GitHubのコパイロットはリリースから2年も経たないうちに、すでにレポジトリのコードの46%を書き終え、開発者のコーディングを最大55%高速化している。これにより新たに生じた時間に、開発者が何をしているかを想像してほしい。ユーザーの4人中3人は、AIコパイロットによって精神的エネルギーが温存され、さらに満足感のある仕事に集中できると答えている。その仕事とは、新しいものを創造し、新たな問題を解決する仕事である。

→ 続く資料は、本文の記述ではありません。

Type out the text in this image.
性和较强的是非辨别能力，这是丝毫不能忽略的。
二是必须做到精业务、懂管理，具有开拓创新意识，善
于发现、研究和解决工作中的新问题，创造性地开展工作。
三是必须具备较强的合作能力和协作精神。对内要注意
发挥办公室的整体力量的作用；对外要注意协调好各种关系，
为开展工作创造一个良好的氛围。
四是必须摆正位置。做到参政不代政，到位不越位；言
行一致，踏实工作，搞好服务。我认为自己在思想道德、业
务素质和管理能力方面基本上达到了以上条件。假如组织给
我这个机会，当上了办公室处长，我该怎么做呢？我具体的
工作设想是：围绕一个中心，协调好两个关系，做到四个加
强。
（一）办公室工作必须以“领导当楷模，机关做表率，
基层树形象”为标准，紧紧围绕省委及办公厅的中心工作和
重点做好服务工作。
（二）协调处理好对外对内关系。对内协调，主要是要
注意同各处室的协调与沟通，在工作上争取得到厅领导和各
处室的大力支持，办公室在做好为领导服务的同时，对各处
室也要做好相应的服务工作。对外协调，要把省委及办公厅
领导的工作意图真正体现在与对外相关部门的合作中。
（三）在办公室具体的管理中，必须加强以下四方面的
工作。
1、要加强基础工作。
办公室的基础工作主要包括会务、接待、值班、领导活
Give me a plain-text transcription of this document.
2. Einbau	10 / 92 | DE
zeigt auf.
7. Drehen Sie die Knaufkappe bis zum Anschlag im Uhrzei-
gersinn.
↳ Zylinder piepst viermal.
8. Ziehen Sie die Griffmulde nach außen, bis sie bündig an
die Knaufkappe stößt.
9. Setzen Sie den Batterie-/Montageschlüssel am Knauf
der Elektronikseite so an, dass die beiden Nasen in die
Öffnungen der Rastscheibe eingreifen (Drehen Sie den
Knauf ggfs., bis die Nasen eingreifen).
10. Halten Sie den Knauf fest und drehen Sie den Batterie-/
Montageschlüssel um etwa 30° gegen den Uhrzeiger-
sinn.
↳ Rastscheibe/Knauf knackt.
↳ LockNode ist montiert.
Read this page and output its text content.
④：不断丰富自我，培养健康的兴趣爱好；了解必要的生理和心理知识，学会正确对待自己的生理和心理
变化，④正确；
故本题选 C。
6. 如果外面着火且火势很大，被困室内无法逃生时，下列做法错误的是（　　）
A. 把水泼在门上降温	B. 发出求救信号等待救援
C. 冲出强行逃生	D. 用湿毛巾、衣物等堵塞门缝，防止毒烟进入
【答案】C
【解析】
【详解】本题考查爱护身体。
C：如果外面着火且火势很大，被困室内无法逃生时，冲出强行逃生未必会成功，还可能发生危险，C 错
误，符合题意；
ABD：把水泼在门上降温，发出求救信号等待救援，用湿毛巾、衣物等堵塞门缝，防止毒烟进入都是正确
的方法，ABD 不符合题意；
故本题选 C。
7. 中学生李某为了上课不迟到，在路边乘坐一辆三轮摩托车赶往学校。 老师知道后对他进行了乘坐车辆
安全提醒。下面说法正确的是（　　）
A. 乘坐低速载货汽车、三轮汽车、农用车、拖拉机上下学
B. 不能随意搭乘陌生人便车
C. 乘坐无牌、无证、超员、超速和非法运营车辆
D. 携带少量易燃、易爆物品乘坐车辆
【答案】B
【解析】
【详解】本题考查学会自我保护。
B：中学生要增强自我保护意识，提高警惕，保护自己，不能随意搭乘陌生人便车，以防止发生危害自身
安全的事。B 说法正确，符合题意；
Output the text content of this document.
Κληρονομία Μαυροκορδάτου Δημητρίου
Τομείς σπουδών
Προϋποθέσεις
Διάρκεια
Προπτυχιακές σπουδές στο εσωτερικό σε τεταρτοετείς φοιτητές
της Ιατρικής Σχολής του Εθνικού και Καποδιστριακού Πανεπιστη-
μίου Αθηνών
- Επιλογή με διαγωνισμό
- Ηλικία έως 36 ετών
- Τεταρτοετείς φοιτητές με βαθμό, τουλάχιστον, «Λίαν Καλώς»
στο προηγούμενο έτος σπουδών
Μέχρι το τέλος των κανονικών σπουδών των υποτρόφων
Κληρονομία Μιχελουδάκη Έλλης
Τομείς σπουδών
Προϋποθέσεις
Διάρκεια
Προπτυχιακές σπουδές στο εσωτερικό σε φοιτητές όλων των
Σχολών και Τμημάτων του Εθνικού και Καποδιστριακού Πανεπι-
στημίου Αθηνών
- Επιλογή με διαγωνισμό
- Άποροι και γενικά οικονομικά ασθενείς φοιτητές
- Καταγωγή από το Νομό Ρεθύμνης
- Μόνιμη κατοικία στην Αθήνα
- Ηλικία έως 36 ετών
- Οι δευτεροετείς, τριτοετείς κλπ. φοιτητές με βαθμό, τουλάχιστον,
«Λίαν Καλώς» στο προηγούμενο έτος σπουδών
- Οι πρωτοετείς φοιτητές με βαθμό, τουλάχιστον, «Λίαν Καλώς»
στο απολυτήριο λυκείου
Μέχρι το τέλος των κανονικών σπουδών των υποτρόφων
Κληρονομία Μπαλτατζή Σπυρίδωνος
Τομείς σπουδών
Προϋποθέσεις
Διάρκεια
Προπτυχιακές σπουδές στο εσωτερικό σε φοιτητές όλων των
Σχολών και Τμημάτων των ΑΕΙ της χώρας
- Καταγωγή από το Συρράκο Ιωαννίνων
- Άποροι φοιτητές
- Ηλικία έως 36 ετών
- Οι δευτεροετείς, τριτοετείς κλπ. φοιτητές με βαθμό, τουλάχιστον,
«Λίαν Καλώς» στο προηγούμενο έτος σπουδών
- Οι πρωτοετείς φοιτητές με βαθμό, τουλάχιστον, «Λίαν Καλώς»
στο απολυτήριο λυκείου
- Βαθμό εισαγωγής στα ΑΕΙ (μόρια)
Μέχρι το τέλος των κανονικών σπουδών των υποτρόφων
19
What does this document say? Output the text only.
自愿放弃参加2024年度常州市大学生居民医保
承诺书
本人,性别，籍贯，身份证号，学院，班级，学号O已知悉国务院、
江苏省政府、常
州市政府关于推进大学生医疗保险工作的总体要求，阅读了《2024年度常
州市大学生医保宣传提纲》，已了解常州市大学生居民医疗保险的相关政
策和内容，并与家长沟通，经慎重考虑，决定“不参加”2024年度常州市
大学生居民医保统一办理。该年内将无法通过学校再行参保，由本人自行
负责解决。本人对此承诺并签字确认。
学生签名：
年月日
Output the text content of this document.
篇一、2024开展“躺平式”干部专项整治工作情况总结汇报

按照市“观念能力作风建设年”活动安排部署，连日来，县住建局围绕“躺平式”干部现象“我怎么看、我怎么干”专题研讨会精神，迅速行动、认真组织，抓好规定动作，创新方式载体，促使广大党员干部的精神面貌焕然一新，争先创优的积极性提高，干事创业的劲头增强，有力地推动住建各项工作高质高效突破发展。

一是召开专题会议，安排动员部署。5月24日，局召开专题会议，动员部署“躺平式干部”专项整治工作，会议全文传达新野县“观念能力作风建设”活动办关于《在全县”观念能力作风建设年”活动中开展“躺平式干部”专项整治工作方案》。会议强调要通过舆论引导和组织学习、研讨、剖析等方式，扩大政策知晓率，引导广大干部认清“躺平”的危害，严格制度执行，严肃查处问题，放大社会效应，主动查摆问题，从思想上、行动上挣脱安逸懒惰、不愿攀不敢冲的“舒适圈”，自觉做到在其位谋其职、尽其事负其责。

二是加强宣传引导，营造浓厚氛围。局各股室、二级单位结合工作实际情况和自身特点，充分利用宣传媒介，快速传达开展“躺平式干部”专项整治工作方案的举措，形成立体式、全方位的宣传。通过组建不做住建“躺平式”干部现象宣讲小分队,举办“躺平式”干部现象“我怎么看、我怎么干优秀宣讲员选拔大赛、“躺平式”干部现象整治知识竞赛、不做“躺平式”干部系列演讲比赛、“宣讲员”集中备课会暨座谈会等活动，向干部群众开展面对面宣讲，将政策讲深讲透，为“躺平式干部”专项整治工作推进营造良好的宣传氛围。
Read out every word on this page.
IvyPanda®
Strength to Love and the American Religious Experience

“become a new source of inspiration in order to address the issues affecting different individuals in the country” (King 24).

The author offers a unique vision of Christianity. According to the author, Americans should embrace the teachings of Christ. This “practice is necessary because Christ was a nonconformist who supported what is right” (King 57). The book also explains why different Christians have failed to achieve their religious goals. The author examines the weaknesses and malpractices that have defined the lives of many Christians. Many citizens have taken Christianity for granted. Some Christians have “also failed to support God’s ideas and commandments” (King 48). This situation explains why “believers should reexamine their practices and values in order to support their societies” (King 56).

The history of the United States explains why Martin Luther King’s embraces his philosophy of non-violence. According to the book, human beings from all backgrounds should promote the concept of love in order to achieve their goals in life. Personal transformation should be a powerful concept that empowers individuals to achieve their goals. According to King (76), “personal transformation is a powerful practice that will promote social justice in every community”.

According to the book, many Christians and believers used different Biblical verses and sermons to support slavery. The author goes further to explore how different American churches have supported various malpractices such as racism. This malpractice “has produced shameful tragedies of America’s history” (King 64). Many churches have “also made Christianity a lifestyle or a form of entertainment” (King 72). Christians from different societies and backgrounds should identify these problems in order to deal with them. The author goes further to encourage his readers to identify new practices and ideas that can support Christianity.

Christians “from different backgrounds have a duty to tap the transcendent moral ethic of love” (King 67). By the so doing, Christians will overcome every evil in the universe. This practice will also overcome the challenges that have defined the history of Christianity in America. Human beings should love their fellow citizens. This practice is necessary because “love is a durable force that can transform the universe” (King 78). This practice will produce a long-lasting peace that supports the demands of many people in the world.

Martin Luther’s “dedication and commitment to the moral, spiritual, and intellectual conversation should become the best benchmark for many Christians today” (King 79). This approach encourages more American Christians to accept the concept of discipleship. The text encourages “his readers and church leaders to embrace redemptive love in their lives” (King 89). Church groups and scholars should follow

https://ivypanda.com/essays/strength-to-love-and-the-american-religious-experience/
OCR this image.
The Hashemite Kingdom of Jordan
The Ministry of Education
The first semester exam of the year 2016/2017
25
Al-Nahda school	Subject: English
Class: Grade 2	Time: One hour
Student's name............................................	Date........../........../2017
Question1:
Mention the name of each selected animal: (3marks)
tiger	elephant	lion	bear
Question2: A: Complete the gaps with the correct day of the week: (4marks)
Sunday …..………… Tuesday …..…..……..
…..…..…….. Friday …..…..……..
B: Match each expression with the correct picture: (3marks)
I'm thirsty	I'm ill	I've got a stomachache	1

あなたのビジネスのワークフローやプロセス駆動型の活動を検討してみよう。たとえば給与支払、新人研修、ITのヘルプデスクサポートなどである。これらはすべて反復可能で、ルールに基づくプロセスであり、AIによって効率化できる。このことは、手作業に取って代わり、多くのビジネスプロセスを再形成する、まったく新しいカテゴリーのAIソフトウェアの発展を後押ししている。
AIの生産性は、もう一つの側面からも考えられる。それはすなわち時間である。不正検知の担当者やセキュリティのアナリストにとって、時間は最大の資産であり、最大の課題でもある。もし時間的な制約がある中、大量の情報を隅々までチェックする作業を短縮できたら、あなたはいままで以上に首尾よく効率的に仕事をこなすことができる。